There's no flailing on a via ferrata, just as there's no flailing with a toddler in tow — and no partner to tap for help when things run amok.
Raising a child alone is the ultimate climb.
With my son, I’ve learned to focus on the minutia of our life together instead of obsessing over the anxiety-inducing big picture. If on any given morning he eats his banana, yogurt and cereal; drinks his tea with lemon and honey; takes his spoon of cod liver oil; dresses for the weather and we make it to preschool by 9 a.m., I’ve climbed Everest.
If a tantrum catches me unprepared on a bad day and I manage not to have one myself, I’ve climbed Kilimanjaro. Sure, there may be some altitude sickness, some acclimatizing to do — like pacing between rooms of our apartment to catch my breath instead of screaming — but we get there.
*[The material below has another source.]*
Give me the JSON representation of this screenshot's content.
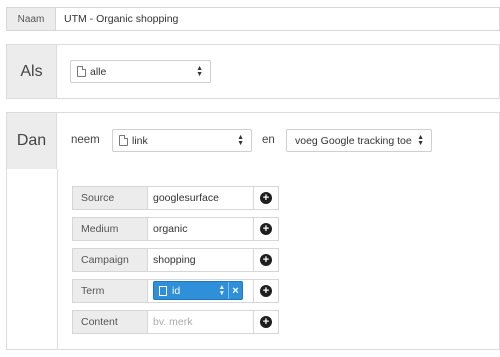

When you parent alone, there is no harness, or that other clip that always has you secured. It’s just you: your patience, dexterity and grit. And at times, when all of those things vanish, all I want is to curl up on the floor and pretend I was never born.
But of course, I don’t. I keep going. I am roped in by an invisible thread. Bound by a love that has doggedly carved new paths in my soul, I keep climbing.
Earlier this winter, my son’s fever ran over 102 degrees, but he refused to take medicine. He had me climbing the walls. I used every method known to persuade him — from coaxing and bribing to huffing and puffing and threatening and screaming and nearly crying. Until I just gave up and let myself dangle off that rock.
His fever subsided after three days and the spark returned to his eyes. And even in that moment of tension over medicine, I was his rock. I am his rock.
The older my son gets and the more I ease into my role of single mother, the more I see how we are ultimately the ones who craft the story lines of our lives. Over time, “I can’t do this” shape-shifted into: “I am doing it, and it feels all right.”
Later that October day in the Alps, as I stood atop Mount Procinto taking in 360-degree panoramas of craggy wooded peaks, I felt a curious relief. As if that clench of the past two years finally released.
There are challenges we choose in life, and there are those that are foisted upon us. I didn’t choose to parent my son alone. Yet on that mountaintop, I felt immense gratitude for him, this journey and what I’ve learned. And for the first time in a while I felt on top of things, though I knew descending would be a feat. (I’m looking at you, teenage tantrums 10 years down the line). After all, I chose to climb that rock.
In the meantime: Clip in, clip out. I got this.